Los Miserables

Autor: Víctor Hugo

Tercera Parte: Marius

Libro primero

París estudiado en su átomo

Cap VIII : Donde podrá leerse un dicho delicioso del último rey.

En verano, se metamorfosea en rana y, por las tardes, al caer la noche, delante de los puentes de Austerlitz e Iéna, desde lo alto de los trenes carboneros y de los barcos de las lavanderas, se mete de cabeza en el Sena y en todas las infracciones habidas y por haber a las leyes del pudor y la policía. No obstante, los guardias están atentos y el resultado es una situación de gran dramatismo cuyo fruto fue, en una ocasión, un grito fraterno y memorable; ese grito, que se hizo famoso allá por 1830, es una advertencia estratégica de un golfillo a otro; se escande como un verso de Homero, con una notación casi tan indecible como la melopea eleusina de las Panateneas, y oímos en él el Evohé de la Antigüedad: Eh, titi, eh, que hay madera, hay golondros; coge la farda y largo, ve por la alcantarilla.

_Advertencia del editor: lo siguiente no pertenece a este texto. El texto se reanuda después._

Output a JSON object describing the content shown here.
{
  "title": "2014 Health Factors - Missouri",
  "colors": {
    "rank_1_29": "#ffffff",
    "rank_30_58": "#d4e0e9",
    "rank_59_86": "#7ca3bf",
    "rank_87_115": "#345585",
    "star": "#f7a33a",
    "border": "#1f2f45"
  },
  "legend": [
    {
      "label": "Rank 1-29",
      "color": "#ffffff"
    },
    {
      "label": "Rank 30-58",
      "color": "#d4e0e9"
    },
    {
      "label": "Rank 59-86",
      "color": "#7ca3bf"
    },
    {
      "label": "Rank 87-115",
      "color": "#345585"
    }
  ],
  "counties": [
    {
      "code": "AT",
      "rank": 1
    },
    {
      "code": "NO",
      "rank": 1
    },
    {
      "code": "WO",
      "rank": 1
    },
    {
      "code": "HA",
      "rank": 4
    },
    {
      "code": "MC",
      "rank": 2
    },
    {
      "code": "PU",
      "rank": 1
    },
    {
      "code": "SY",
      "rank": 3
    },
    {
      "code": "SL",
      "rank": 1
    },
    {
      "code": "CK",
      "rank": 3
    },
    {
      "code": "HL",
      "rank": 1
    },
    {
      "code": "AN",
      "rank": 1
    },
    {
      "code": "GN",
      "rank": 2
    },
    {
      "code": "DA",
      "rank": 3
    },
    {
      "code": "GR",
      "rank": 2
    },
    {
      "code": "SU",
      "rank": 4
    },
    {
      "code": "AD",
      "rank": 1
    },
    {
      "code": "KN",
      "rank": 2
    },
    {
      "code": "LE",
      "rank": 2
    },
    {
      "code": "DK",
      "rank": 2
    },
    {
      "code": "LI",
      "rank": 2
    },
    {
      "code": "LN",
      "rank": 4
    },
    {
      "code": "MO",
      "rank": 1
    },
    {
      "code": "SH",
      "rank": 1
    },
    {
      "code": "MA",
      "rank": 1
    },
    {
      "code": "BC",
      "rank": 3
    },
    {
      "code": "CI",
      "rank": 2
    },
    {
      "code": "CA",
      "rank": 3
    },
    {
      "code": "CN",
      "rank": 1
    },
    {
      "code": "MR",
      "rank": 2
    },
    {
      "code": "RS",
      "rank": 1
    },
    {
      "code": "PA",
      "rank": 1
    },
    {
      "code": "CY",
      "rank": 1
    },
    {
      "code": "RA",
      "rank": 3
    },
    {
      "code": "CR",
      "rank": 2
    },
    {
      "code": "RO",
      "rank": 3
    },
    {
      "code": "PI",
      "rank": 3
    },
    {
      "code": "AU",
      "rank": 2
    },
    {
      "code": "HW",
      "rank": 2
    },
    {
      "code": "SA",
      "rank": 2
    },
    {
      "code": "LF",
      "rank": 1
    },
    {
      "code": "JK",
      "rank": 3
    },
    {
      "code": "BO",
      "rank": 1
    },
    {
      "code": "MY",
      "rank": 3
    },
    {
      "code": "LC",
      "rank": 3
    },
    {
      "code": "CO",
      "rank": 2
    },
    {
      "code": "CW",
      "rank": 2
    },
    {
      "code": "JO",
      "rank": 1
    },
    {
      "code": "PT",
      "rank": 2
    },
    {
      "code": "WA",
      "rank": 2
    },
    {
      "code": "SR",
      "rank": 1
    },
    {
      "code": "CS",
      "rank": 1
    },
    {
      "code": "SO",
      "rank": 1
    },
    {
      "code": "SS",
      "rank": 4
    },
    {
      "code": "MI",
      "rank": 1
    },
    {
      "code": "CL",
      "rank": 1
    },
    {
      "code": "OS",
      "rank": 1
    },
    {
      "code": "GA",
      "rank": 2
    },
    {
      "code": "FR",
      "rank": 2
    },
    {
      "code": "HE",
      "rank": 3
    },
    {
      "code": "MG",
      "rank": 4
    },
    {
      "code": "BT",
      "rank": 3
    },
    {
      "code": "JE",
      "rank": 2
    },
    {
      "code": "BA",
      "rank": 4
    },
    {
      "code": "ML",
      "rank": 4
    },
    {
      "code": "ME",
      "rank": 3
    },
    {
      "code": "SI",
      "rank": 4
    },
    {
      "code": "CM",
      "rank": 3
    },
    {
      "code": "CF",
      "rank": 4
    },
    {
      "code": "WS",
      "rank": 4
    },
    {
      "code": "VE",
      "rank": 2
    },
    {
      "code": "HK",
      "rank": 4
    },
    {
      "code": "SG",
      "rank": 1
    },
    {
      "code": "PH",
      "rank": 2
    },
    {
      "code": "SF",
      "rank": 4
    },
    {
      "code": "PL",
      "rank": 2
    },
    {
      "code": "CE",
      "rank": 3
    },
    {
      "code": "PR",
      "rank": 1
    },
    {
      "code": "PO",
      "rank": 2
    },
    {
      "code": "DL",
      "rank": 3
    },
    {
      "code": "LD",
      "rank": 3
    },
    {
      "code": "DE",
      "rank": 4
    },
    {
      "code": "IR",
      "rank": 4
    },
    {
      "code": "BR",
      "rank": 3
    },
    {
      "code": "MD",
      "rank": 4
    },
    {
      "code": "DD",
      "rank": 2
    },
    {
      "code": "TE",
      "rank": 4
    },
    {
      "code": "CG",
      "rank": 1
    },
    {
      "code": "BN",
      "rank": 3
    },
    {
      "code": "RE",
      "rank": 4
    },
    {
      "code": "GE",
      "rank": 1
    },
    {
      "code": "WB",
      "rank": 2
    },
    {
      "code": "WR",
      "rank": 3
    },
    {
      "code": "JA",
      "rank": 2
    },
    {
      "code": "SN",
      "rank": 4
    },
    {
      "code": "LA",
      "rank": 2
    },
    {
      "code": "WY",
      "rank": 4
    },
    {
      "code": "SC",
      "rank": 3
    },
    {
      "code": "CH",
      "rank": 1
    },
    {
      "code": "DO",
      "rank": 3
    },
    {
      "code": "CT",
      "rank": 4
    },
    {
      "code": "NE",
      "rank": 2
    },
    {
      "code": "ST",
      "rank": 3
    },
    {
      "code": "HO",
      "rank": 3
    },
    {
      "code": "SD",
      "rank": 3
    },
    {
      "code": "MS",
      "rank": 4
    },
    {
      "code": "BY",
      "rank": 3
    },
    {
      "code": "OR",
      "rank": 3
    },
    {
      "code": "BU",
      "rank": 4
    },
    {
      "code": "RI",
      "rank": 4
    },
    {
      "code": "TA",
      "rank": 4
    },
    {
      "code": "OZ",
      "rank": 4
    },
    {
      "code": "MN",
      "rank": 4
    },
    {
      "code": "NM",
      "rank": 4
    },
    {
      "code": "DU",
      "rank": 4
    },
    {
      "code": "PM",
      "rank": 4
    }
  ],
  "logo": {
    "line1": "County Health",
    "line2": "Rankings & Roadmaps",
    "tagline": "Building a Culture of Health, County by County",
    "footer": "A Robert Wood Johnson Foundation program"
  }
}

A veces esa mosquita —que así se llama a sí mismo— sabe leer; a veces sabe escribir; siempre sabe pintarrajear. No vacila en adquirir, por no se sabe qué misteriosa instrucción mutua, todas las artes que pueden resultar de utilidad en los asuntos públicos; entre 1815 y 1830, imitaba el grito del pavo; entre 1830 y 1848, garabateaba peras en las paredes. Una tarde de verano, Luis Felipe, que volvía a pie a palacio, vio a uno, un pequeñajo muy bajito, sudar tinta y ponerse de puntillas para dibujar con carbón una pera gigantesca en uno de los pilares de la verja de Neuilly; el rey, con esa bonachonería que había heredado de Enrique IV, le echó una mano al golfillo, acabó de dibujar la pera y le dio al niño una moneda de un luis, diciendo: También aquí está la pera. Al golfillo le gusta el jaleo. Le agrada cierta dosis de violencia. Aborrece a «los curas». Un día, en la calle de la Universidad, uno de esos golfillos le hacía morisquetas a la puerta cochera del número 69. «¿Por qué haces eso delante de esa puerta?», le preguntó un transeúnte. El niño contestó: «Ahí vive un cura». Es ahí, efectivamente, donde reside el nuncio del papa. No obstante, por muy volteriano que sea el golfillo, si se le presenta ocasión de meterse a monaguillo es posible que acepte y, en tal caso, ayuda a misa con mucha formalidad. Hay dos situaciones en que es como Tántalo y siempre ansía llegar a ellas sin conseguirlo nunca: derribar al gobierno y que le remienden los pantalones.

El golfillo consumado se sabe de memoria a todos los guardias de París y, cuando se encuentra con uno, siempre es capaz de ponerle nombre. Los cuenta de corrido. Estudia sus costumbres y tiene notas especiales para cada uno. Lee como en un libro abierto en las almas de la policía. Puede decir con naturalidad y sin inmutarse: «Fulano es un falso; mengano es muy malo; zutano es grande; perengano es ridículo» (todas esas palabras, falso, malo, grande, ridículo, tienen en sus labios una acepción particular); «ése se cree que el Pont-Neuf es suyo y no deja al personal pasearse por la cornisa, por fuera de los antepechos»; «aquél tiene la manía de tirarle de las orejas al prójimo», etc., etc.